In 2020 Sydney-based painter Caroline Zilinsky visited Cameron Corner, a remote town close to the border junction of New South Wales, Queensland, and South Australia. Zilinsky chose this route to retrace a journey taken in 1944 by artist Russell Drysdale to record drought conditions.
“Once I had mapped out his exact journey, I travelled to Broken Hill, Silverton and Tibooburra, sketching and photographing as I went.” The outcome of Zilinsky’s outback travels is Barren Land, an exhibition of portrait and landscape paintings, completed over a two-year period. “The paintings are a very intimate portrayal of the people I met and how they had been shaped by such an immense and remote land,” Zilinsky explains.
As she followed in Drysdale’s footsteps, Zilinsky quickly discovered an overwhelmingly male dominated history visually recorded by a long line of artists before her. “The Australian outback is such a strange place it almost dictates certain narratives. Towns like Cobar and Broken Hill are rugged places built on the back of mining and the outback stations are huge and unforgiving. As I painted, I felt as though I was engaged in a conversation with painters of the past—Tom Roberts and his shearers; Sidney Nolan and Ned Kelly; Pro Hart, Arthur Boyd, Rick Amor, Clifton Pugh, and Drysdale.”
The latter three artists played an influential part in Zilinsky’s journey. By chance, she had made her way to Tibooburra seeking accommodation for the night. Walking into the Family Hotel, she discovered a series of large murals featuring work by Pugh, Drysdale and Amor covering the walls near the bar.
Speaking with the publican, Melissa Thomson, Zilinsky learned the story behind the murals. “Melissa informed me Pugh had owned the pub in the 1960s. During the huge flood of 1970, all three artists had been trapped inside for weeks and in lieu of canvas had taken to the walls to paint.” Around the corner was a portrait by Drysdale—a barely distinguishable outline of two figures bearing the inscription, To Barney the Old-timer, Russell Drysdale 1970.
After confirming Zilinsky’s artistic credentials and admitting, “I wouldn’t let any old person touch my Drysdale,” Thomson asked if Zilinksy would restore Drysdale’s linework. Upon her acceptance, Thomson left the light on, and the pub door unlocked. At 4:30am Zilinsky started her restoration. “In the silence of a red, dusty town still sleeping, I traced the lines of the master I had gone there to follow. From one painter to another, the silent communication was profound.”
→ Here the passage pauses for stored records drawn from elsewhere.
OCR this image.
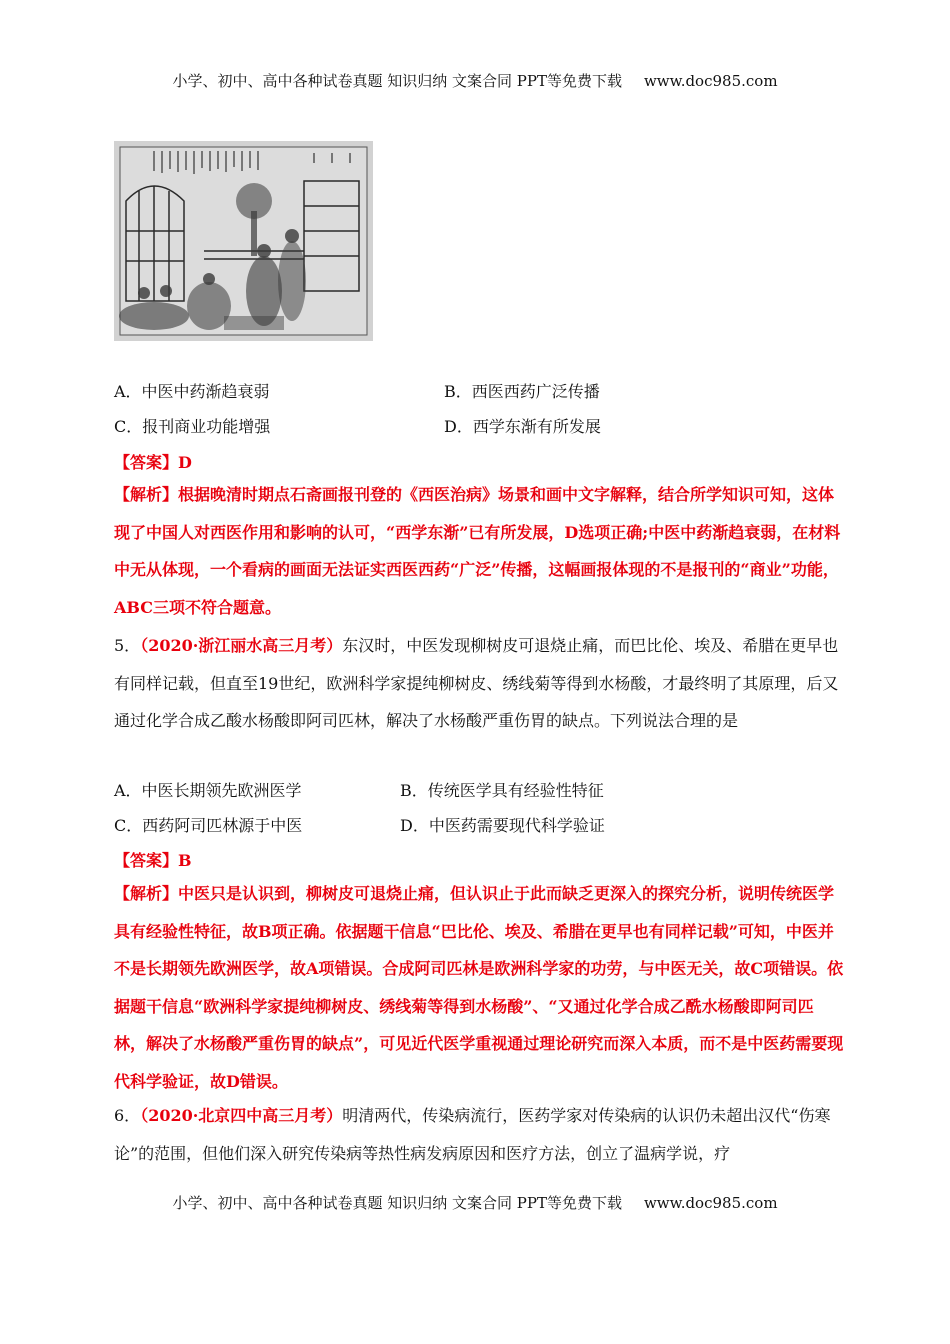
小学、初中、高中各种试卷真题 知识归纳 文案合同 PPT等免费下载 www.doc985.com
A．中医中药渐趋衰弱	B．西医西药广泛传播
C．报刊商业功能增强	D．西学东渐有所发展
【答案】D

【解析】根据晚清时期点石斋画报刊登的《西医治病》场景和画中文字解释，结合所学知识可知，这体现了中国人对西医作用和影响的认可，“西学东渐”已有所发展，D选项正确;中医中药渐趋衰弱，在材料中无从体现，一个看病的画面无法证实西医西药“广泛”传播，这幅画报体现的不是报刊的“商业”功能，ABC三项不符合题意。

5．（2020·浙江丽水高三月考）东汉时，中医发现柳树皮可退烧止痛，而巴比伦、埃及、希腊在更早也有同样记载，但直至19世纪，欧洲科学家提纯柳树皮、绣线菊等得到水杨酸，才最终明了其原理，后又通过化学合成乙酸水杨酸即阿司匹林，解决了水杨酸严重伤胃的缺点。下列说法合理的是

A．中医长期领先欧洲医学	B．传统医学具有经验性特征
C．西药阿司匹林源于中医	D．中医药需要现代科学验证
【答案】B

【解析】中医只是认识到，柳树皮可退烧止痛，但认识止于此而缺乏更深入的探究分析，说明传统医学具有经验性特征，故B项正确。依据题干信息“巴比伦、埃及、希腊在更早也有同样记载”可知，中医并不是长期领先欧洲医学，故A项错误。合成阿司匹林是欧洲科学家的功劳，与中医无关，故C项错误。依据题干信息“欧洲科学家提纯柳树皮、绣线菊等得到水杨酸”、“又通过化学合成乙酰水杨酸即阿司匹林，解决了水杨酸严重伤胃的缺点”，可见近代医学重视通过理论研究而深入本质，而不是中医药需要现代科学验证，故D错误。

6．（2020·北京四中高三月考）明清两代，传染病流行，医药学家对传染病的认识仍未超出汉代“伤寒论”的范围，但他们深入研究传染病等热性病发病原因和医疗方法，创立了温病学说，疗

小学、初中、高中各种试卷真题 知识归纳 文案合同 PPT等免费下载 www.doc985.com
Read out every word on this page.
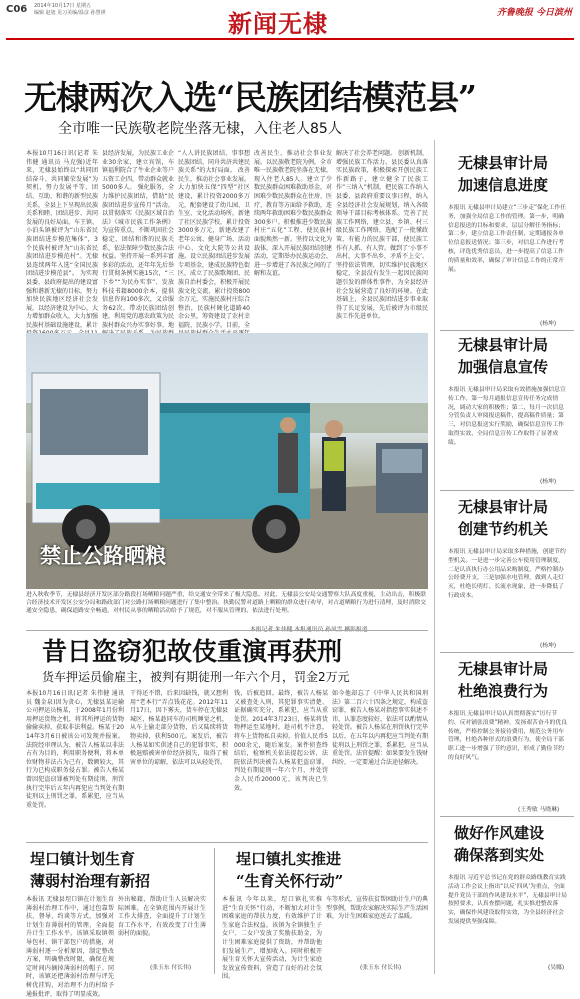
C06 2014年10月17日 星期五
编辑 赵旭 见习美编/温彦 孙慧祺	新闻无棣	齐鲁晚报 今日滨州
无棣两次入选“民族团结模范县”
全市唯一民族敬老院坐落无棣，入住老人85人
本报10月16日讯(记者 朱伟健 通讯员 马克强)近年来，无棣县始终以“共同团结奋斗、共同繁荣发展”为契机，努力发展平等、团结、互助、和谐的新型民族关系，全县上下呈现出民族关系和睦、团结进步、共同发展的良好局面。车王镇、小泊头镇被评为“山东省民族团结进步模范集体”，3个民族村被评为“山东省民族团结进步模范村”。无棣县连续两年入选“全国民族团结进步模范县”。 为实现县委、县政府提出的建设富强和谐新无棣的目标，努力加快民族地区经济社会发展，以经济建设为中心，大力增加群众收入，大力加强民族村基础设施建设，累计
县经济发展，为民族工业企业30余家，建立宾馆，车镇福利院合了牛业企业等户五资工企四，带动群众就业5000多人。 强化服务，全力维护民族团结，借助“民族团结进步宣传月”活动，以贯彻落实《民族区域自治法》《城市民族工作条例》为宣传重点，不断巩固社会稳定、团结和谐的民族关系，依法保障少数民族合法权益。坚持开展一系列丰富多彩的活动，还年年先后举行贯彻条例实施15次，“三下乡”“为民办实事”、发放科技书籍8000余本，提供信息咨询100多次，义诊服务62次，带动民族团结创建，利用党的惠农政策为民族村群众兴办实事好事，地
“人人讲民族团结、事事想民族团结、同舟共济共建民族关系”的大好局面。 改善民生，推动社会事业发展。大力加快五保“四型”社区建设，累计投资2000多万元，配套建设了幼儿园、卫生室、文化活动场所，新建了社区民族学校，累计投资3000多万元，新建改建了老年公寓、健身广场、活动中心、文化大院等公共设施。设立民族团结进步发展专项基金，建成民族特色街区，成立了民族歌舞团、民族自治村委会，积极开展民族文化交流，累计投资800余万元，实施民族村庄综合整治，民族村硬化道路40余公里，筹资建设了农村幸福院、民族小学。目前，全
改善民生，推动社会事业发展。以民族敬老院为例，全市唯一民族敬老院坐落在无棣，现入住老人85人。建立了少数民族群众困难救助基金，对困难少数民族群众在住房、医疗、教育等方面给予救助，连续两年救助困难少数民族群众300多户。积极推进少数民族村庄“五化”工程，使民族村面貌焕然一新。坚持以文化为载体，深入开展民族团结创建活动，定期举办民族运动会，进一步增进了各民族之间的了解和友谊。
解决了社会养老问题。 创新机制，增强民族工作活力。县民委认真落实民族政策，积极探索开创民族工作新路子，建立健全了民族工作“三纳入”机制，把民族工作纳入县委、县政府重要议事日程，纳入全县经济社会发展规划，纳入各级领导干部目标考核体系。完善了民族工作网络，建立县、乡镇、村三级民族工作网络，选配了一批懂政策、有能力的民族干部，使民族工作有人抓、有人管。做到了‘小事不出村，大事不出乡，矛盾不上交’。坚持依法管理，切实维护民族地区稳定，全县没有发生一起因民族问题引发的群体性事件，为全县经济社会发展营造了良好的环境。在此基础上，全县民族团结进步事业取得了长足发展，先后被评为市级民族工作先进单位。
禁止公路晒粮
进入秋收季节，无棣县经济开发区部分路段打场晒粮问题严重，给交通安全带来了极大隐患。对此，无棣县公安局交通警察大队高度重视，主动出击，积极联合经济技术开发区公安分局和路政部门对公路打场晒粮问题进行了集中整治。执勤民警对道路上晒粮的群众进行劝导，对占道晒粮行为进行清理，及时消除交通安全隐患，确保道路安全畅通，对村民从事的晒粮活动给予了规范，对不服从管理的，依法进行处理。
昔日盗窃犯故伎重演再获刑
货车押运员偷雇主，被判有期徒刑一年六个月，罚金2万元
本报10月16日讯(记者 朱伟健 通讯员 魏金泉)因为贪心，无棣县某运输公司押运员杨某，于2008年1月份利用押运货物之机，将其所押运的货物偷偷卖掉，获取非法利益。杨某于2014年3月6日被该公司发现并报案。法院经审理认为，被告人杨某以非法占有为目的，利用职务便利，将本单位财物非法占为己有，数额较大，其行为已构成职务侵占罪。被告人杨某曾因犯盗窃罪被判处有期徒刑，刑罚执行完毕后五年内再犯应当判处有期徒刑以上刑罚之罪，系累犯，应当从重处罚。
干得还不错，后来因缺钱，就又想利用“老本行”弄点钱花花。2012年11月17日，因下雾天，货车停在无棣县城区，杨某趁同车的司机睡觉之机，从车上偷走部分货物，后又陆续将货物卖掉，获利500元。案发后，被告人杨某如实供述自己的犯罪事实，积极退赔被害单位经济损失，取得了被害单位的谅解，依法可以从轻处罚。
钱，后被追回。最终，被告人杨某又被查处入刑，其犯罪事实清楚、证据确实充分，系累犯，应当从重处罚。2014年3月23日，杨某将货物押运至某地时，趁司机不注意，将车上货物私自卖掉，价值人民币5000余元，随后案发。案件侦查终结后，检察机关依法提起公诉，法院依法判决被告人杨某犯盗窃罪，判处有期徒刑一年六个月，并处罚金人民币20000元，该判决已生效。
如今他却忘了《中华人民共和国刑法》第二百六十四条之规定，构成盗窃罪，被告人杨某对指控事实供述不讳，认罪态度较好，依法可以酌情从轻处罚。被告人杨某在刑罚执行完毕以后，在五年以内再犯应当判处有期徒刑以上刑罚之罪，系累犯，应当从重处罚。法官提醒：如果要发生钱财纠纷，一定要通过合法途径解决。
埕口镇计划生育
薄弱村治理有新招
本报讯 无棣县埕口镇在计划生育薄弱村治理工作中，通过包靠帮扶、督导、约谈等方式，加强对计划生育薄弱村的管理，全面提升计生工作水平。该镇采取镇领导包村、镇干部包户的措施，对薄弱村逐一分析原因，制定整改方案，明确整改时限，确保在规定时间内摘掉薄弱村的帽子。同时，该镇还把薄弱村治理与评先树优挂钩，对治理不力的村给予通报批评，取得了明显成效。
外出秘籍，帮助计生人员解决实际困难，在全镇范围内开展计生工作大排查，全面提升了计划生育工作水平，有效改变了计生薄弱村的面貌。
(张玉东 付长伟)
埕口镇扎实推进
“生育关怀行动”
本报讯 今年以来，埕口镇扎实推进“生育关怀”行动，不断加大对计生困难家庭的帮扶力度，有效维护了计生家庭合法权益。该镇为全镇独生子女户、二女户发放了奖励扶助金，为计生困难家庭提供了资助，并帮助他们发展生产，增加收入。同时积极开展生育关怀大宣传活动，为计生家庭发放宣传资料，营造了良好的社会氛围。
车等形式，宣传扶贫帮困助计生户的典型事例，帮助农家解决实际生产生活困难，为计生困难家庭送去了温暖。
(张玉东 付长伟)
无棣县审计局
加速信息进度
本报讯 无棣县审计局建立“三步走”保化工作任务，加强全局信息工作的管理。第一步，明确信息报送的目标和要求，层层分解任务指标；第二步，建立信息工作责任制，定期通报各单位信息报送情况；第三步，对信息工作进行考核，评选优秀信息员，进一步提高了信息工作的质量和效率，确保了审计信息工作的正常开展。
(杨坤)
无棣县审计局
加强信息宣传
本报讯 无棣县审计局采取有效措施加强信息宣传工作。第一每月通报信息宣传任务完成情况，调动大家的积极性；第二，每月一次信息分管负责人审阅报送稿件，提高稿件质量；第三，对信息报送实行奖励，确保信息宣传工作取得实效，全局信息宣传工作取得了显著成绩。
(杨坤)
无棣县审计局
创建节约机关
本报讯 无棣县审计局采取多种措施，创建节约型机关。一是进一步完善公车使用管理制度，二是认真执行办公用品采购制度，严格控制办公经费开支，三是加强水电管理，做到人走灯灭，杜绝长明灯、长流水现象，进一步降低了行政成本。
(杨坤)
无棣县审计局
杜绝浪费行为
本报讯 无棣县审计局认真贯彻落实“厉行节约、反对铺张浪费”精神，发扬艰苦奋斗的优良传统，严格控制公务接待费用，规范公务用车管理，杜绝各种形式的浪费行为，使全局干部职工进一步增强了节约意识，形成了勤俭节约的良好风气。
(王秀敏 马晓琳)
做好作风建设
确保落到实处
本报讯 习近平总书记在党的群众路线教育实践活动工作会议上指出“以反‘四风’为重点，全面提升党员干部的作风建设水平”，无棣县审计局按照要求，认真查摆问题，扎实推进整改落实，确保作风建设取得实效，为全县经济社会发展提供坚强保障。
(吴娜)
After connecting with Drysdale in such a serendipitous and memorable way, Zilinsky was also deeply moved by the strength and tenacity shown by women living in the outback. “On one of our long drives my friend Fiona Lucas said to me, ‘You know, it’s the women who are strong out here, they hold the place together.’ Those words really resonated.” Several paintings in Barren Land reflect this point of view. Annie O’Connor from the Mount Arrowsmith Sheep Station is the subject of The Rise of Annie O’Connor, 2022 and Thomson is a central figure in Saturday Night at the Family Hotel, Tibooburra, Karengappa, 2022.
Another prominent feature of Barren Land is the landscape. Like a recurring character, in works like Villa Borghese, 2022 and Wilyakali Wonderer, 2022, Zilinsky captures the expanses of red earth synonymous with the Australian outback, highlighting the isolation of those living in remote pockets of a vast environment.
Looking back on her epic journey Zilinsky concludes, “as a painter I gained great insight into how many of the themes central to Australian painting emerged.” Not only had she connected intimately with Drysdale’s past, but she had also forged an important chapter in her own practice. “I now look at this body of work [in Barren Land] and feel as though I have told my story of the places I went and inadvertently, it is from a uniquely feminine perspective.”